It's the alert that – if it's real – you won't want to get again. For the first time ever Wednesday, Americans nationwide will receive an alert on their cellphones from President Trump. The test, scheduled for 2:18 p.m. ET, is the first test of a national presidential alert system that will let any president issue a warning about a crisis. That could include a missile launched by another country at the U.S. or a tsunami.
First on "CBS This Morning," we got an inside look at the new system with Federal Emergency Management Agency (FEMA) officials ahead of the test.
"When those messages appear on mobile devices, people should take those extremely seriously," FEMA's Antwane Johnson told CBS News correspondent Anna Werner. "It has some direct impact on either life or safety."
Johnson directs the agency's public alert warning system that will send out the nationwide test of the presidential alert Wednesday.
"If we have something that's of national significance, we can rapidly notify the American public of that event," Johnson said.
Government agencies nationwide have issued more than 40,000 emergency alerts to cellphones since 2012. But those Amber and weather alerts target specific regions. This new presidential alert will be nationwide and only used for advance warning of national crises.
"It should be reserved for true situations, true emergencies when we need to get the public's attention," former Secretary of Homeland Security Jeh Johnson said, adding it is designed to be used very specifically – and rarely.
"This is something that should not be used for a political agenda," Jeh Johnson said. That's especially important because no one can opt out of these alerts, he said.

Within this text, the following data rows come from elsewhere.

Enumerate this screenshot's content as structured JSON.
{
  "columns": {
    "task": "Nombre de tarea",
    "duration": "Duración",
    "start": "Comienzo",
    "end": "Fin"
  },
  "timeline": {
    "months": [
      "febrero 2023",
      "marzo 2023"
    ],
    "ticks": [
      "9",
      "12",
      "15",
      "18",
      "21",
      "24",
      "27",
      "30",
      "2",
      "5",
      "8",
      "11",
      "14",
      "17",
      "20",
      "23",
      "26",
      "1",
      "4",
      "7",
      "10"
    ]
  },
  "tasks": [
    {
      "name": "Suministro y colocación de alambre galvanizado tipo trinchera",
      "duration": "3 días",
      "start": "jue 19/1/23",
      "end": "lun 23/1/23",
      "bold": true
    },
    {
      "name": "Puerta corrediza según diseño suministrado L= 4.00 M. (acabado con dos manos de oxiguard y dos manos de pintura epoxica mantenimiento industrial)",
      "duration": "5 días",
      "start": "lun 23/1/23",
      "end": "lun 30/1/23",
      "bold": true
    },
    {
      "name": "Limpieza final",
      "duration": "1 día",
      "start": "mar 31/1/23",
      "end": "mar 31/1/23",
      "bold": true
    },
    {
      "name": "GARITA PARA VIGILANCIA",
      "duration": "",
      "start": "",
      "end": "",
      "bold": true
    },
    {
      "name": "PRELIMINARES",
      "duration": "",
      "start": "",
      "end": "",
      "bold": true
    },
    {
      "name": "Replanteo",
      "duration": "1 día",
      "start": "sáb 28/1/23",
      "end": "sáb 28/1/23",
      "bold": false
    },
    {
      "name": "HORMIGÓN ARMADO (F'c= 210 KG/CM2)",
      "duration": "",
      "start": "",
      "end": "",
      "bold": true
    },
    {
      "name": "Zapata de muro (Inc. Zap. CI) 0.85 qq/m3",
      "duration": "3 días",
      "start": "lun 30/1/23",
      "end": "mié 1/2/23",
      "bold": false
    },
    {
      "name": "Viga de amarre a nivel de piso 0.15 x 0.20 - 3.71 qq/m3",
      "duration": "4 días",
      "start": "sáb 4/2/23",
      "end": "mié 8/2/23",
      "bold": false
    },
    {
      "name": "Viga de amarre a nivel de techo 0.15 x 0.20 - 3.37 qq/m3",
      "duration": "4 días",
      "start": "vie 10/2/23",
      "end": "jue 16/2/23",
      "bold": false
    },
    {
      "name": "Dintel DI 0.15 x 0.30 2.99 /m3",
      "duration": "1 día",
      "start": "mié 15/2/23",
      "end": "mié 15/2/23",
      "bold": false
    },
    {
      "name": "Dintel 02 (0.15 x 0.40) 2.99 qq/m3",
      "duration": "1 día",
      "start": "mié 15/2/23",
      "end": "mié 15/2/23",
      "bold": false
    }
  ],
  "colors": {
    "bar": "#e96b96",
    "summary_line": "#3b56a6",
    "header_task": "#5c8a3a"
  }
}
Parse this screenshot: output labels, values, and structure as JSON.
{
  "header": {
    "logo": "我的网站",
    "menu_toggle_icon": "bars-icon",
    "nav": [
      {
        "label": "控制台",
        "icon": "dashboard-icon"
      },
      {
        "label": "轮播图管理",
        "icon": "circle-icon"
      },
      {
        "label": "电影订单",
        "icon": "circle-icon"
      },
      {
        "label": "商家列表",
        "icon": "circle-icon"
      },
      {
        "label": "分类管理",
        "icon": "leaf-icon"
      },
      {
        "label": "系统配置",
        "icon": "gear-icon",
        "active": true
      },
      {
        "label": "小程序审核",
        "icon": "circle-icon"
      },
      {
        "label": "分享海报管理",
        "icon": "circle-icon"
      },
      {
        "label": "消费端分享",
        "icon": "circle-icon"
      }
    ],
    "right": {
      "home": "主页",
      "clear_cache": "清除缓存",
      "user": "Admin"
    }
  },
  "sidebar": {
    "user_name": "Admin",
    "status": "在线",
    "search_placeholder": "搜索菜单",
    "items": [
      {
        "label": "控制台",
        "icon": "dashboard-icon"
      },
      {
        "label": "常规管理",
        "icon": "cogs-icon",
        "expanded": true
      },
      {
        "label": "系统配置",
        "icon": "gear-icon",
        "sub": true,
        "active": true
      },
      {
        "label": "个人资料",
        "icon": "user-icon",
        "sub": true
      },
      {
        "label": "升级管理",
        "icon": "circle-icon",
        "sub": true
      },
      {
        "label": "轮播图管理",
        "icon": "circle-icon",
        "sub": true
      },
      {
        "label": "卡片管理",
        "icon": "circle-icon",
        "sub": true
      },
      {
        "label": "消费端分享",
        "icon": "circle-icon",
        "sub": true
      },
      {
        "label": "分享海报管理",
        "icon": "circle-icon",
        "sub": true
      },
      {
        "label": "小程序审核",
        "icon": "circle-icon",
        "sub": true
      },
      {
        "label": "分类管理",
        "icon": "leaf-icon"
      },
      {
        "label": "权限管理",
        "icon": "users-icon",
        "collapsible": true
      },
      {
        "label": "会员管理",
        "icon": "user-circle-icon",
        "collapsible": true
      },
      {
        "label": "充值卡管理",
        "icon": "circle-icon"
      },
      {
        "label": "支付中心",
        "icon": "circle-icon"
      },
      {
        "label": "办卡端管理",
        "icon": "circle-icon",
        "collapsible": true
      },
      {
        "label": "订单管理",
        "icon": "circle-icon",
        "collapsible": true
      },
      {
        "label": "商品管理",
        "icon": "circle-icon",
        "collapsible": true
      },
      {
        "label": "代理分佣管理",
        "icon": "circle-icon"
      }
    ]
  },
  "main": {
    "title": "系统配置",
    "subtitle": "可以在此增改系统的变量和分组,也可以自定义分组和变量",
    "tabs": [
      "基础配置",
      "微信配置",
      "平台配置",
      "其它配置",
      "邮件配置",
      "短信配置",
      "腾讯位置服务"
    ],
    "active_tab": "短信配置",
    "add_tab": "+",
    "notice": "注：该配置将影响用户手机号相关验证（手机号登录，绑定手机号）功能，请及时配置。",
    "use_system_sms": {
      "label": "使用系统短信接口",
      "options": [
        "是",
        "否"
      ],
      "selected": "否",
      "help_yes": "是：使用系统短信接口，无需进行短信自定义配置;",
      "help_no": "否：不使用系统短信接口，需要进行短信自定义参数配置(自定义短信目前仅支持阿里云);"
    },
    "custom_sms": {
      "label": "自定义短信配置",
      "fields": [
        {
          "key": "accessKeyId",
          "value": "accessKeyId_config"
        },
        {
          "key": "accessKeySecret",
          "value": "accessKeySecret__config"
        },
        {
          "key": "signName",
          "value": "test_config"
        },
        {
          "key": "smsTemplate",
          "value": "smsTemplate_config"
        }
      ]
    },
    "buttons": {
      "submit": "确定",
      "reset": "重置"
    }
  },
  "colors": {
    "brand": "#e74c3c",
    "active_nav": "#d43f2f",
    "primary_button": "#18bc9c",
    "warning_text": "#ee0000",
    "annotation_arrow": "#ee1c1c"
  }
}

"Now you know you say presidential alert and some people are thinking, 'Aw man, I see President Trump sending out Twitter messages all day long. Does this mean I'm going to get whatever message President Trump wants to send out through this alert system now?'" Werner said.
"No, not at all. One thing that we need make very clear is that there are laws, policies and procedures that are in place, other protocols to assure that the system is used in accordance with its intended use as defined by the law," Johnson responded.
Alerts are not foolproof however. In January, Hawaii's emergency management agency mistakenly sent out an alert warning of a ballistic missile threat to more than a million cellphones. Mistakes like that could make people nervous about this new nationwide alert.
"The fact that you can't turn this alert off, that it will be something that will arrive on your phone whether you like it or not, I think was perhaps upsetting and concerning to some people," said Andy Whitehouse, who teaches communications at Columbia University.
Three New Yorkers filed a federal lawsuit last week attempting to block the test, saying it violates free speech and is an unconstitutional seizure of electronic devices. The test will set off the same loud sound used for other alerts. If your cell is on and you have service, you will likely receive it and cannot stop it.